GoJ, You still don't know that, though, do you? The prelim that Ethiopian Airlines released does not include the duration of trim inputs from the pilots. Did I miss something?
We have the info for the Jakarta flight recorders. The trim input was too little at the end. I have not seen this for ET302.
Also, why do you assume that the pilots would know that under-correcting a mistrim is a fatal error? In a world where planes fly themselves, the rule is to not do anything wrong. If the plane didn't crash yet, and you made it a bit better, you might think it will still not crash.
If you make it better, and it is better at first... but it can progressively gets worse very quickly in an exponential way... that is something that you might want to know in advance.

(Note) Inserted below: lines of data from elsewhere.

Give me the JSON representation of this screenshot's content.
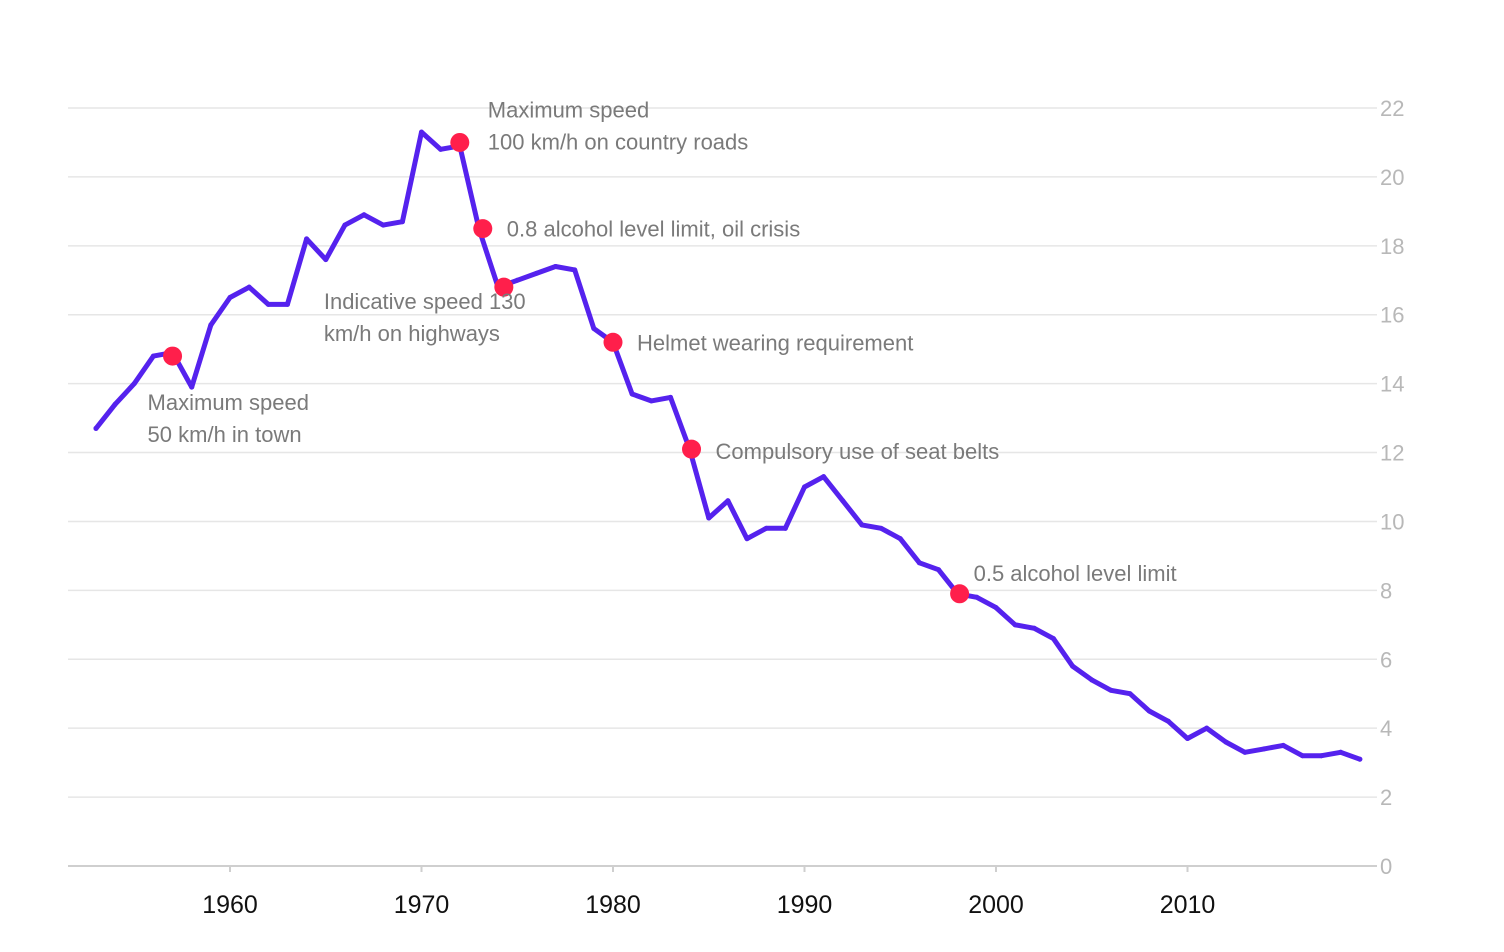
{
  "chart_data": {
    "type": "line",
    "title": "",
    "xlabel": "",
    "ylabel": "",
    "xlim": [
      1952,
      2019.5
    ],
    "ylim": [
      0,
      22
    ],
    "yticks": [
      0,
      2,
      4,
      6,
      8,
      10,
      12,
      14,
      16,
      18,
      20,
      22
    ],
    "xticks": [
      1960,
      1970,
      1980,
      1990,
      2000,
      2010
    ],
    "grid": true,
    "y_axis_side": "right",
    "colors": {
      "line": "#5522ee",
      "marker": "#ff1f4b"
    },
    "series": [
      {
        "x": [
          1953,
          1954,
          1955,
          1956,
          1957,
          1958,
          1959,
          1960,
          1961,
          1962,
          1963,
          1964,
          1965,
          1966,
          1967,
          1968,
          1969,
          1970,
          1971,
          1972,
          1973,
          1974,
          1975,
          1976,
          1977,
          1978,
          1979,
          1980,
          1981,
          1982,
          1983,
          1984,
          1985,
          1986,
          1987,
          1988,
          1989,
          1990,
          1991,
          1992,
          1993,
          1994,
          1995,
          1996,
          1997,
          1998,
          1999,
          2000,
          2001,
          2002,
          2003,
          2004,
          2005,
          2006,
          2007,
          2008,
          2009,
          2010,
          2011,
          2012,
          2013,
          2014,
          2015,
          2016,
          2017,
          2018,
          2019
        ],
        "y": [
          12.7,
          13.4,
          14.0,
          14.8,
          14.9,
          13.9,
          15.7,
          16.5,
          16.8,
          16.3,
          16.3,
          18.2,
          17.6,
          18.6,
          18.9,
          18.6,
          18.7,
          21.3,
          20.8,
          20.9,
          18.5,
          16.8,
          17.0,
          17.2,
          17.4,
          17.3,
          15.6,
          15.2,
          13.7,
          13.5,
          13.6,
          12.1,
          10.1,
          10.6,
          9.5,
          9.8,
          9.8,
          11.0,
          11.3,
          10.6,
          9.9,
          9.8,
          9.5,
          8.8,
          8.6,
          7.9,
          7.8,
          7.5,
          7.0,
          6.9,
          6.6,
          5.8,
          5.4,
          5.1,
          5.0,
          4.5,
          4.2,
          3.7,
          4.0,
          3.6,
          3.3,
          3.4,
          3.5,
          3.2,
          3.2,
          3.3,
          3.1
        ]
      }
    ],
    "annotations": [
      {
        "x": 1957,
        "y": 14.8,
        "lines": [
          "Maximum speed",
          "50 km/h in town"
        ]
      },
      {
        "x": 1972,
        "y": 21.0,
        "lines": [
          "Maximum speed",
          "100 km/h on country roads"
        ]
      },
      {
        "x": 1973.2,
        "y": 18.5,
        "lines": [
          "0.8 alcohol level limit, oil crisis"
        ]
      },
      {
        "x": 1974.3,
        "y": 16.8,
        "lines": [
          "Indicative speed 130",
          "km/h on highways"
        ]
      },
      {
        "x": 1980,
        "y": 15.2,
        "lines": [
          "Helmet wearing requirement"
        ]
      },
      {
        "x": 1984.1,
        "y": 12.1,
        "lines": [
          "Compulsory use of seat belts"
        ]
      },
      {
        "x": 1998.1,
        "y": 7.9,
        "lines": [
          "0.5 alcohol level limit"
        ]
      }
    ]
  }
}
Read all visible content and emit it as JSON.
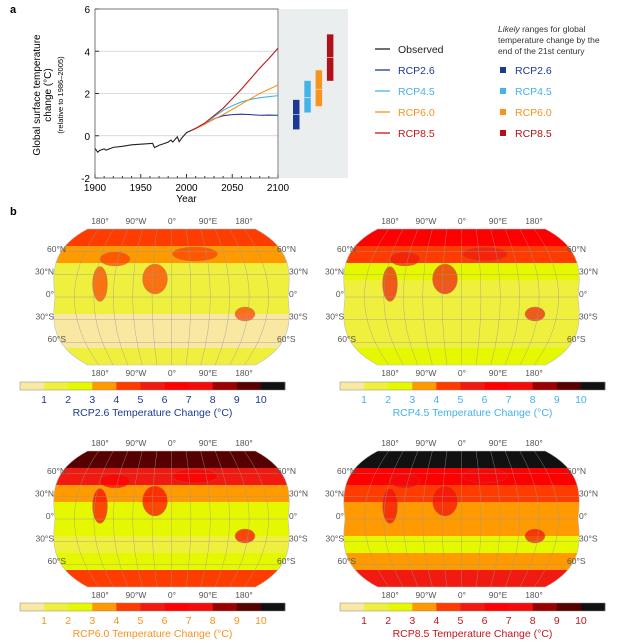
{
  "panel_a_label": "a",
  "panel_b_label": "b",
  "chart_data": [
    {
      "type": "line",
      "xlabel": "Year",
      "ylabel": "Global surface temperature change (°C)",
      "ylabel_sub": "(relative to 1986–2005)",
      "xlim": [
        1900,
        2100
      ],
      "ylim": [
        -2,
        6
      ],
      "xticks": [
        1900,
        1950,
        2000,
        2050,
        2100
      ],
      "yticks": [
        -2,
        0,
        2,
        4,
        6
      ],
      "grid": "horizontal",
      "series": [
        {
          "name": "Observed",
          "color": "#222222",
          "x": [
            1900,
            1903,
            1905,
            1910,
            1912,
            1920,
            1930,
            1940,
            1950,
            1960,
            1963,
            1965,
            1970,
            1975,
            1980,
            1983,
            1985,
            1990,
            1992,
            1995,
            2000,
            2005
          ],
          "y": [
            -0.6,
            -0.78,
            -0.7,
            -0.62,
            -0.68,
            -0.55,
            -0.5,
            -0.43,
            -0.4,
            -0.37,
            -0.36,
            -0.56,
            -0.45,
            -0.38,
            -0.3,
            -0.2,
            -0.3,
            -0.05,
            -0.28,
            -0.1,
            0.15,
            0.25
          ]
        },
        {
          "name": "RCP2.6",
          "color": "#1c3a94",
          "x": [
            2005,
            2010,
            2020,
            2030,
            2040,
            2050,
            2060,
            2070,
            2080,
            2090,
            2100
          ],
          "y": [
            0.25,
            0.35,
            0.55,
            0.8,
            0.95,
            1.0,
            1.02,
            1.0,
            0.97,
            0.98,
            0.97
          ]
        },
        {
          "name": "RCP4.5",
          "color": "#44b3ea",
          "x": [
            2005,
            2010,
            2020,
            2030,
            2040,
            2050,
            2060,
            2070,
            2080,
            2090,
            2100
          ],
          "y": [
            0.25,
            0.35,
            0.6,
            0.9,
            1.2,
            1.42,
            1.6,
            1.72,
            1.8,
            1.85,
            1.9
          ]
        },
        {
          "name": "RCP6.0",
          "color": "#f7931e",
          "x": [
            2005,
            2010,
            2020,
            2030,
            2040,
            2050,
            2060,
            2070,
            2080,
            2090,
            2100
          ],
          "y": [
            0.25,
            0.33,
            0.55,
            0.78,
            1.0,
            1.25,
            1.5,
            1.75,
            2.0,
            2.2,
            2.4
          ]
        },
        {
          "name": "RCP8.5",
          "color": "#c4161c",
          "x": [
            2005,
            2010,
            2020,
            2030,
            2040,
            2050,
            2060,
            2070,
            2080,
            2090,
            2100
          ],
          "y": [
            0.25,
            0.35,
            0.6,
            0.95,
            1.3,
            1.75,
            2.2,
            2.7,
            3.2,
            3.65,
            4.15
          ]
        }
      ],
      "likely_ranges_title_italic": "Likely",
      "likely_ranges_title": " ranges for global temperature change by the end of the 21st century",
      "likely_ranges": [
        {
          "name": "RCP2.6",
          "color": "#1c3a94",
          "low": 0.3,
          "mean": 1.0,
          "high": 1.7
        },
        {
          "name": "RCP4.5",
          "color": "#44b3ea",
          "low": 1.1,
          "mean": 1.8,
          "high": 2.6
        },
        {
          "name": "RCP6.0",
          "color": "#f7931e",
          "low": 1.4,
          "mean": 2.2,
          "high": 3.1
        },
        {
          "name": "RCP8.5",
          "color": "#b0121b",
          "low": 2.6,
          "mean": 3.7,
          "high": 4.8
        }
      ]
    },
    {
      "type": "heatmap",
      "colorbar_ticks": [
        "1",
        "2",
        "3",
        "4",
        "5",
        "6",
        "7",
        "8",
        "9",
        "10"
      ],
      "colorbar_colors": [
        "#f9e8a2",
        "#eff03e",
        "#e6f800",
        "#ff9a00",
        "#ff3c00",
        "#f01a10",
        "#ff0000",
        "#f50a0a",
        "#9a0000",
        "#560000",
        "#111111"
      ],
      "lon_labels": [
        "180°",
        "90°W",
        "0°",
        "90°E",
        "180°"
      ],
      "lat_labels": [
        "60°N",
        "30°N",
        "0°",
        "30°S",
        "60°S"
      ],
      "maps": [
        {
          "title": "RCP2.6 Temperature Change (°C)",
          "color": "#1c3a94",
          "bands": [
            4,
            3,
            1,
            1,
            1,
            0,
            0,
            1
          ]
        },
        {
          "title": "RCP4.5 Temperature Change (°C)",
          "color": "#44b3ea",
          "bands": [
            6,
            4,
            2,
            1,
            1,
            1,
            1,
            2
          ]
        },
        {
          "title": "RCP6.0 Temperature Change (°C)",
          "color": "#f7931e",
          "bands": [
            9,
            5,
            3,
            2,
            2,
            1,
            2,
            4
          ]
        },
        {
          "title": "RCP8.5 Temperature Change (°C)",
          "color": "#c4161c",
          "bands": [
            10,
            6,
            4,
            3,
            3,
            2,
            3,
            5
          ]
        }
      ]
    }
  ]
}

Any Sully would have done that instinctively, immediately, in a sec, end of the problem.
Apparently, Sully is no longer allowed to fly planes. Now the capt and copilot must verbally go through a checklist and announce their intentions and ask permissions before flipping switches and pressing buttons. This is at least what they would do if they are not aware of how fast this can go south. They may have thought the worst was over.
Unless you can clone Capt Sully and include one with every plane, that might not be a very good solution.
Just to be clear, and maybe I'm undertanding things incorrectly, the AD stresses MCAS as the issue and that the solution is to cut stab trim and then MANUALLY trim the plane. Furthermore, at a given initial speed, simply pulling up on the yoke is enough to correct the plane. So if you pull on the yoke, and the plane flies how you want it to, you think the emergency is over. You don't have to correct the trim ALL THE WAY, like you are saying would be automatic, 1 second, done by Sully. (ironically, it might take several long seconds with power). You've cut stab trim; let's further say you have disabled autothrottle. The plane is level, because you are pulling on the yoke. You are still in imminent danger... because of a level of MISTRIM of which pilots apparently do not much relevant experience and training... not because of the potential for further MCAS error.